Published Nov. 12, 2021
BY SAFIA BOUHAJA
Due to a history of poor attendance during the week of the Thanksgiving holiday break and results from a district-wide survey, November break will be extended throughout Carmel Unified School District to a full week for the first time this year.
Since the ‘90s, CUSD has only ever had three days off for Thanksgiving. This year, a survey of all CUSD staff, prompted by the poor attendance rates, revealed a majority of faculty favored a transition to a weeklong break.
“Attendance on the Monday and Tuesday before November break has been quite poor,” principal’s secretary Lisa Brazil explains. “So it’s been discussed for many years that maybe we should extend the break so some students can go away for Thanksgiving.”
The addition of these break days also required school days to be added to other parts of the school year to maintain the minimum amount of required school days.
“By law, we have to have at least 180 school days,” principal Jonathan Lyons explains, “so we used the Friday during Car Week and were able to utilize days from starting school earlier.”
Although there are some concerns about lost class time, students and teachers alike welcome a break before the end of the semester.
“So many students are absent on those two days anyway,” English teacher Carli Barnett says. “We might as well just take the whole week off. I think it’s a wonderful idea.”
Many students plan on taking advantage of the additional time to travel with their friends and families for the holidays, as well as other festive Thanksgiving activities. While junior Madison Snellgrose will visit family in Reno during break, senior Trinity Terranova will be going up to Colorado to have a family reunion.

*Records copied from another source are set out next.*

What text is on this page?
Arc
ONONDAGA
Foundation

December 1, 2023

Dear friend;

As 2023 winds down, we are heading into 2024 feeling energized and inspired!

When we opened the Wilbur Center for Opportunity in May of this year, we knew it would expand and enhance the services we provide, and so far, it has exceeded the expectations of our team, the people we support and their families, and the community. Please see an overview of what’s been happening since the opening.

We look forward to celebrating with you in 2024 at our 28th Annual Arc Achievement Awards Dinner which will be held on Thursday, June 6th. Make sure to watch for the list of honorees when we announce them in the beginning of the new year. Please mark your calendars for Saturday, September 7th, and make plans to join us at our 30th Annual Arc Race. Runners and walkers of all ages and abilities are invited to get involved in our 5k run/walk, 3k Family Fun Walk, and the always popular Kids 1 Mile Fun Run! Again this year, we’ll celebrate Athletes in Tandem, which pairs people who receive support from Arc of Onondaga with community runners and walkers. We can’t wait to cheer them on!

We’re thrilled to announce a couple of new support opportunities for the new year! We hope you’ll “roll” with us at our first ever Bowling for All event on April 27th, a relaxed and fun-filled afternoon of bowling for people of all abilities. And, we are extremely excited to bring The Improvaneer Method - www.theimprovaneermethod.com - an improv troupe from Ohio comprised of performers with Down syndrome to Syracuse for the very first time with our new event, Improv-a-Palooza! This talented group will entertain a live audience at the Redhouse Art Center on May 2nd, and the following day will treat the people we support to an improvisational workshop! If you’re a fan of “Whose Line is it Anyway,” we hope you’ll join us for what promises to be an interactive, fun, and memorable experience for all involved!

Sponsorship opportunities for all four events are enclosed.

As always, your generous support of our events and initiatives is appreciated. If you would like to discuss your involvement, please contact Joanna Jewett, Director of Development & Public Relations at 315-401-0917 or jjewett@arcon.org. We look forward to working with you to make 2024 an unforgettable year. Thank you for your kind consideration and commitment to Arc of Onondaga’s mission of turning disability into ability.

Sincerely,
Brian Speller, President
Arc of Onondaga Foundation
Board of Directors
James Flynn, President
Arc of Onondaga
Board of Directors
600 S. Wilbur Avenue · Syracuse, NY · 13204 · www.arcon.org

Other students look at the long break as an opportunity to recharge before final exams.
“Finals week can be extremely stressful and exhausting mentally,” senior Kamber Klopfenstein says. “I think that having that week off before finals could help students regain that focus and energy.”
The number of school days hasn’t changed, but some staff are concerned the redistribution could be difficult to manage. Missing a full week in Thanksgiving may put extra stress on teachers to make up the lost class time before the end of the semester.
“It’s nice to have the entire week off,” World History teacher Bruce Dini says. “But on the other hand, it’s hard to make up that time.”
Whether Thanksgiving break will be extended going forward is still in question. CUSD’s decision will likely depend on how the break this year unfolds and how well teachers will be able to make up for the missed class time.